Las Vegas Sun

April 19, 2024

Appeals delay further Nevada executions

CARSON CITY -- Richard Moran, put to death Saturday in the state prison, is likely to be the last inmate executed this year, although 77 killers are on Nevada's death row.

Moran was the first person to be executed since June 1990, and Chief Criminal Deputy Attorney General David Sarnowski says it doesn't appear there will be another one soon unless someone voluntarily gives up his appeal.

All the appeals by the inmates -- some of them who have been there since 1979 -- are weaving their way through the state or federal court system.

Glen Whorton, spokesman for the state prison, said, "Executions are a rare event here."

Sarnowski, who handles death penalty appeals for the state, singled out Gerald Gallego as possibly the closest to an execution date.

Gallego has been through the state system three times on appeals. His case is now in the 9th U.S. Circuit Court of Appeals. But any decision there will be appealed to the U.S. Supreme Court.

And defense lawyers are able to file several appeals in the federal courts.

Gallego was convicted of the 1980 killing of two teenage girls he kidnapped from a shopping center in Sacramento, Calif., to serve as his sex slaves. He was convicted in Pershing County and he is also awaiting the death penalty in California for murders there.

Sarnowski noted that there is legislation in Congress to speed up the processing of appeals. "It's close to reality," he said.

The bill would shorten the time for filing the appeals and require federal courts to make decisions within a specific time limit.

But Sarnowski noted, "These guys do not stop fighting to the very last hour and minute."

The Moran execution was the first time a 1995 state law came into play, allowing victims' relatives to view the process. Bill and Charles Vandervoort, brothers-in-law to Moran, were in the front row, watching him die.

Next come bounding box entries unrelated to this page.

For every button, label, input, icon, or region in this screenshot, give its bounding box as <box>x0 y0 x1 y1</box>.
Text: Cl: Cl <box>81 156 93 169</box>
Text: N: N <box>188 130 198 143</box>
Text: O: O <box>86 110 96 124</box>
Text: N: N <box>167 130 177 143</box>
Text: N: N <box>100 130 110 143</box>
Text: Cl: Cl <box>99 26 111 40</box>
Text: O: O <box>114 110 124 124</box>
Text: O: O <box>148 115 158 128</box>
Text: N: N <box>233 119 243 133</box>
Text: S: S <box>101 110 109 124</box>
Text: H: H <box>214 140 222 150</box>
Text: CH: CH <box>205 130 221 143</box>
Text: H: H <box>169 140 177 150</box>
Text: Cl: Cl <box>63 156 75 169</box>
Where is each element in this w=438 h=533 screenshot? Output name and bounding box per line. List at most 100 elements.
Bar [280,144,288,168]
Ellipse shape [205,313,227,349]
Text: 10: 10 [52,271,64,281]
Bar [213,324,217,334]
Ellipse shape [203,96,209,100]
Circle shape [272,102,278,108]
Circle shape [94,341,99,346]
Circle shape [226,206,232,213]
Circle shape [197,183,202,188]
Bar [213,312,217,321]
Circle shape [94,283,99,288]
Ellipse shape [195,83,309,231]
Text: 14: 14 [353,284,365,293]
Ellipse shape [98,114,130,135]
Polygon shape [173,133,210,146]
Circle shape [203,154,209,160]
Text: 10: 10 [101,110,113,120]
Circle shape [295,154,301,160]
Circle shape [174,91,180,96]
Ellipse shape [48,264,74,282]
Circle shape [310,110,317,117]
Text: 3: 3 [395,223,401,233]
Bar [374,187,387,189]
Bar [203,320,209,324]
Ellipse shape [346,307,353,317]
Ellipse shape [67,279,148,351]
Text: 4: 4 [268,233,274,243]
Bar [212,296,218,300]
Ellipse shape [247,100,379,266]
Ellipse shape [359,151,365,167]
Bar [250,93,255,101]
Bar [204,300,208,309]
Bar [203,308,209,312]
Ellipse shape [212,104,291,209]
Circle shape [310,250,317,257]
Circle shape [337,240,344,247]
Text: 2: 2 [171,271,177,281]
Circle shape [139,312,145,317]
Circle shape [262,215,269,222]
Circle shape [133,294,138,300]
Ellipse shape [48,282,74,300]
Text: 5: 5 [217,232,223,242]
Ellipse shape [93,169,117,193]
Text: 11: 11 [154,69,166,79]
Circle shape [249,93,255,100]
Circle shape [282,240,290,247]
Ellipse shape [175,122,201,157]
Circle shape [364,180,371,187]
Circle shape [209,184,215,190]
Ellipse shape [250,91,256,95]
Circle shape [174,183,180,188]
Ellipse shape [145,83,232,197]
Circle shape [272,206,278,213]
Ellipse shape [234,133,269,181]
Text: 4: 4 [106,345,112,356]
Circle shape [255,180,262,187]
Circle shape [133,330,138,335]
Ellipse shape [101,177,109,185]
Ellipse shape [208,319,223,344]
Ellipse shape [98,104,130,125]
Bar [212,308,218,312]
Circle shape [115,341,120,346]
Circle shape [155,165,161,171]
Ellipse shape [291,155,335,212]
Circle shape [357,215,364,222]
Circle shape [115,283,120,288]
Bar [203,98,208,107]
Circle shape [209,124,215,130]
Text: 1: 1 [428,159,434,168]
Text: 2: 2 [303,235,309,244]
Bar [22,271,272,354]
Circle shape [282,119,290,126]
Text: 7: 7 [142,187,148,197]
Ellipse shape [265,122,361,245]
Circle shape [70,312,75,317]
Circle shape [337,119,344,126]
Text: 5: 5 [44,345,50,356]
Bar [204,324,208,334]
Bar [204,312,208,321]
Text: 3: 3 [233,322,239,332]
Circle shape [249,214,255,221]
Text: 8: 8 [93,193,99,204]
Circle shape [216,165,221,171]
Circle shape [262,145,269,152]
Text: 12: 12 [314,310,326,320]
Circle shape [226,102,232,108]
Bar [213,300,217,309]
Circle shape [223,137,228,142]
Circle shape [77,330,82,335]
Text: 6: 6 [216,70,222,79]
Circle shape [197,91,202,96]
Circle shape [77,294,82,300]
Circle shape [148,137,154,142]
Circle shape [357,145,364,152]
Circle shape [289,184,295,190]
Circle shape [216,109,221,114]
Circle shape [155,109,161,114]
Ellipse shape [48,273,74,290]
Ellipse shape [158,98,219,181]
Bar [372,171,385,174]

Moran killed his wife, Linda Vandervoort, but received life in prison for that crime. He was sentenced to death for the murders of Sandra Devere and Russell Rhodes in a Las Vegas bar in an $800 robbery in 1984. Devere's sister also attended the execution but she was not identified.

Several times as he was strapped to the table, Moran mouthed the words "I'm sorry," to the sister and the two brothers.

Charles Vandervoort called Moran a "violent dude" and said the execution is "the best closure I will get. But I'm still missing a sister."

It took one minute from the time the lethal drugs were administered until Moran was pronounced dead at 12:10 a.m. Saturday.

His last words to the prison staff and Director Bob Bayer were, "See you guys on the other side."